The investigation determined that the gateway controller responsible for managing traffic routing did not consistently refresh its routing configuration following infrastructure changes, such as deployments or platform scaling events. This caused outdated routing information to remain active on some gateway instances, resulting in traffic being sent to endpoints that were no longer serving requests.
The issue affected both West Europe (Production 0) and West Europe (Production 5) during separate deployment activities.
Mitigation
The engineering team immediately initiated mitigation by restarting the gateway instances responsible for traffic routing. Restarting these components forced the routing configuration to refresh, allowing traffic to be directed to the correct service instances.
The mitigation successfully restored normal traffic routing for:
- West Europe (Production 0): 2:54 PM CET – 3:08 PM CET
- West Europe (Production 5): 3:22 PM CET – 3:42 PM CET
Following the incident, the engineering team worked closely with the gateway vendor to investigate the observed behavior and evaluate long-term remediation options.
Resolution
The issue was resolved after the affected gateway instances were restarted and the routing configuration was successfully refreshed.

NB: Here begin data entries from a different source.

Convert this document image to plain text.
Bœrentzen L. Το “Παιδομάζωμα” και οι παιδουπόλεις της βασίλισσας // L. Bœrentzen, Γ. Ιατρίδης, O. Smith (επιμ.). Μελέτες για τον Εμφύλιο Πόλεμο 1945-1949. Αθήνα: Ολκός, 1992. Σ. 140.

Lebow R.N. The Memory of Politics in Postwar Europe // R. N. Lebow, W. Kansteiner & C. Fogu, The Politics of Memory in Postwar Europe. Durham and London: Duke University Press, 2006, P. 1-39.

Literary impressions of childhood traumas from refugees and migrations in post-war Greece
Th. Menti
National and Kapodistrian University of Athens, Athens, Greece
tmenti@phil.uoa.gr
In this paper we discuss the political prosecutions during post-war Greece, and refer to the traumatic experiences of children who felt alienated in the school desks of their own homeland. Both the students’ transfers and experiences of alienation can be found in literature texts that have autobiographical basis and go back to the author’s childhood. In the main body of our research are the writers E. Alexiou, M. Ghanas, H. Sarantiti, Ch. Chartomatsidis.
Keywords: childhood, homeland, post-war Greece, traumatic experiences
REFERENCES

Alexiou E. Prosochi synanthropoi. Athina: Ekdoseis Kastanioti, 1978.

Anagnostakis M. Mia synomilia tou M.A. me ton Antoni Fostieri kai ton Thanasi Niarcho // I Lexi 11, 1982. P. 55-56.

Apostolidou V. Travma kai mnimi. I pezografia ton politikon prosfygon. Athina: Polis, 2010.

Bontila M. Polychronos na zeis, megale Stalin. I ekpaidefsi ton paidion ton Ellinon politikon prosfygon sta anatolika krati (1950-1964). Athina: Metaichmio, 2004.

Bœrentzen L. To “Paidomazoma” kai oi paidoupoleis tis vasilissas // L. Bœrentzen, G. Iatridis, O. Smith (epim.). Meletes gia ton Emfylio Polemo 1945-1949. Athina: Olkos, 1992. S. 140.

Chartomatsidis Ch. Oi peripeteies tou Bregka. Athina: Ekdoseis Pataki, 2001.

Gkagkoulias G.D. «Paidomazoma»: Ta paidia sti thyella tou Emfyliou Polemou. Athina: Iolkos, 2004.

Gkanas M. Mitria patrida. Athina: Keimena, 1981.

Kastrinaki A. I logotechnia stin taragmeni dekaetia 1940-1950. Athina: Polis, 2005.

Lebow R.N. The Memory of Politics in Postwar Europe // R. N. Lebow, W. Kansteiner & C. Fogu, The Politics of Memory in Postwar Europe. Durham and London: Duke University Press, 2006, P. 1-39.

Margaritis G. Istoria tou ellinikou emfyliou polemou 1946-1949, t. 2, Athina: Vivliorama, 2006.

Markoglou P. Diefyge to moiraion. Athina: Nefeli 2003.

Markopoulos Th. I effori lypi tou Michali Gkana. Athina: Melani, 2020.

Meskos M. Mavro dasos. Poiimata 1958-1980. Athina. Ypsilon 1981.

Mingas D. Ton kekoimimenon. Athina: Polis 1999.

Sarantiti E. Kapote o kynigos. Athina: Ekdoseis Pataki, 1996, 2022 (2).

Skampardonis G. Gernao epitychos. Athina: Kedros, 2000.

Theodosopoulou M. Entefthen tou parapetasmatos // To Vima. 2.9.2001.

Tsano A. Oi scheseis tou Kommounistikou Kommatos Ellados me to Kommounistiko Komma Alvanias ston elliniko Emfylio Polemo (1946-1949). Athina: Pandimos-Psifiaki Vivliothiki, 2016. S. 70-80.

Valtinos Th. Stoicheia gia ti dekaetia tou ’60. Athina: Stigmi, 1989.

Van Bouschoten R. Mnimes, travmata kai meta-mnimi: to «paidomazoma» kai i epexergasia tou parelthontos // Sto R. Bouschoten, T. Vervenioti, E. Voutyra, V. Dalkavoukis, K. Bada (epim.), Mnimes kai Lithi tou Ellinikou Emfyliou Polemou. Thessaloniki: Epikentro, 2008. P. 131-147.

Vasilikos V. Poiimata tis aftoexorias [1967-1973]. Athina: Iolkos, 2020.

As an additional precaution, the gateway component was subsequently downgraded to a previously proven stable version while the investigation with the vendor continues.
Post-Incident Actions
The engineering team completed a detailed review of the incident together with the gateway vendor to better understand the observed behavior.
To reduce the likelihood of similar incidents, we have:
- Reverted to a stable gateway controller version while the vendor continues its investigation.
- Increased monitoring of gateway configuration synchronization during deployments and scaling events.
- Continued collaboration with the vendor to validate future gateway releases before production rollout.
Impact and Scope
The incident affected a subset of customer requests hosted in the following production clusters:
- West Europe (Production 0): June 24, 2026, from 2:54 PM CET until 3:08 PM CET
- West Europe (Production 5): June 24, 2026, from 3:22 PM CET until 3:42 PM CET
During these periods, some requests failed because traffic was temporarily routed to service instances that were no longer available. Once the gateway configuration was refreshed, normal service resumed.
We sincerely apologize for the disruption caused by this incident. Providing a reliable and dependable service remains our highest priority, and we are continuing to work closely with our technology partners while strengthening our deployment and monitoring processes to help prevent similar issues in the future.